C'est en effet un nouveau tableau de la scène politique turque qui s'est dessiné lors de ce meeting, à l'issue d'une "guerre des symboles" entre l'opposition kémaliste et le pouvoir que nous évoquions dans notre billet du 5 août à propos des négociations pour l'organisation du meeting.
Au lendemain de ce meeting, Tayfun Atay, éditorialiste de Cumhuriyet, en dressait une analyse quasi sémiologique, rapide mais instructive. Car cette "guerre des symboles" s'est en effet conclue sur une victoire écrasante, mais pas tout à fait par KO, de Tayyip Erdogan.
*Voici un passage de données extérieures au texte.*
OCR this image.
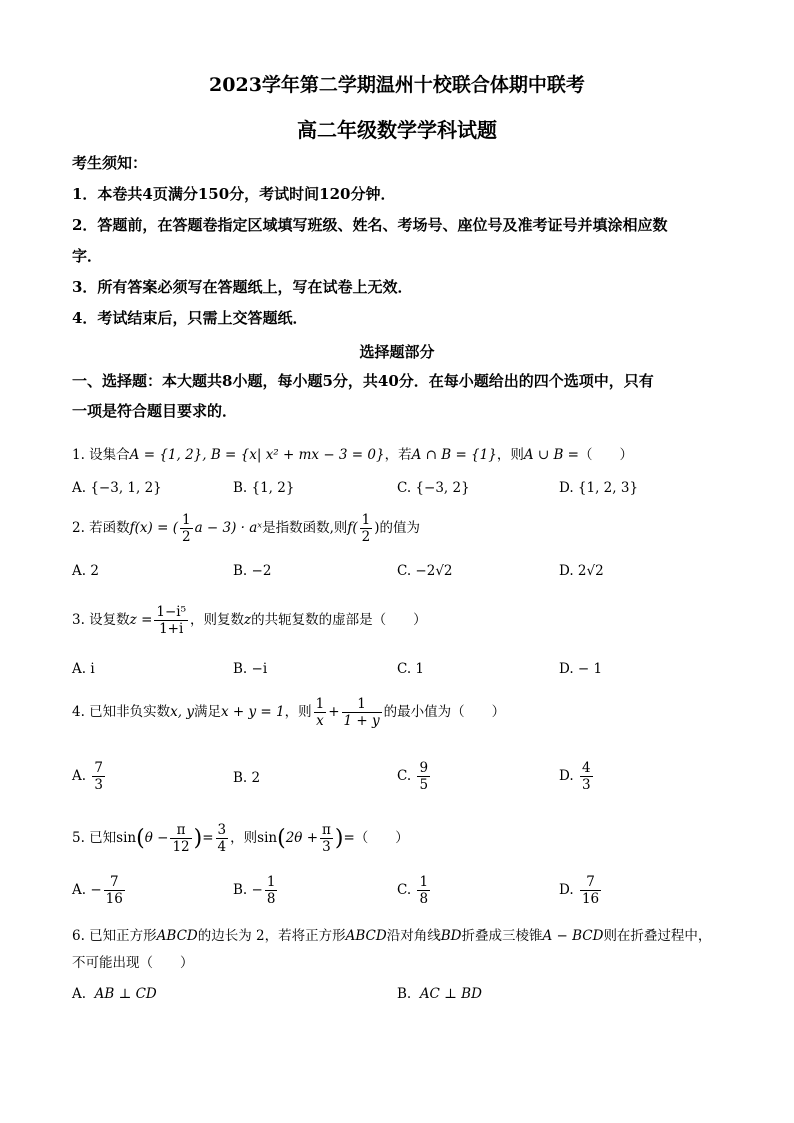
2023学年第二学期温州十校联合体期中联考
高二年级数学学科试题
考生须知：
1．本卷共4页满分150分，考试时间120分钟．
2．答题前，在答题卷指定区域填写班级、姓名、考场号、座位号及准考证号并填涂相应数
字．
3．所有答案必须写在答题纸上，写在试卷上无效．
4．考试结束后，只需上交答题纸．
选择题部分
一、选择题：本大题共8小题，每小题5分，共40分．在每小题给出的四个选项中，只有
一项是符合题目要求的．
1. 设集合A = {1, 2}, B = {x| x² + mx − 3 = 0}，若A ∩ B = {1}，则A ∪ B =（　　）
A. {−3, 1, 2}	B. {1, 2}	C. {−3, 2}	D. {1, 2, 3}
2. 若函数f(x) = ( $\frac{1}{2}$ a − 3) · aˣ是指数函数,则$f( \frac{1}{2}$ )的值为
A. 2	B. −2	C. −2√2	D. 2√2
3. 设复数$z = \frac{\text{1−i⁵}}{1+i}$ ，则复数z的共轭复数的虚部是（　　）
A. i	B. −i	C. 1	D. − 1
4. 已知非负实数x, y满足x + y = 1，则 $\frac{1}{x} + \frac{1}{1 + y}$ 的最小值为（　　）
A. $\frac{7}{3}$	B. 2	C. $\frac{9}{5}$	D. $\frac{4}{3}$
5. 已知$\sin(\theta - \frac{\pi}{12}$ )= $\frac{3}{4}$ ，则$\sin(2\theta + \frac{\pi}{3}$ )=（　　）
A. − $\frac{7}{16}$	B. − $\frac{1}{8}$	C. $\frac{1}{8}$	D. $\frac{7}{16}$
6. 已知正方形ABCD的边长为 2，若将正方形ABCD沿对角线BD折叠成三棱锥A − BCD则在折叠过程中，
不可能出现（　　）
A. AB ⊥ CD	B. AC ⊥ BD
Au sein de ce nouveau tableau, le président turc a revêtu un nouveau costume, qui n'est bien sûr plus celui du premier ministre des années 2000, mais n'est plus non plus celui du président balayant d'un revers de main toute opposition, y compris venant de son propre camp (voir le destin du précédent premier ministre), dans la perspective d'une présidentialisation du régime.
Tayfun Atay a ainsi noté que les portraits géants de Mustafa Kemal Atatürk, expressément demandés par le leader de l'opposition kémaliste comme condition pour participer au meeting, étaient des portraits du "soldat" Mustafa Kemal. C'est au Mustafa Kemal "libérateur", voire "résistant" que cette image fait référence, et non au leader politique.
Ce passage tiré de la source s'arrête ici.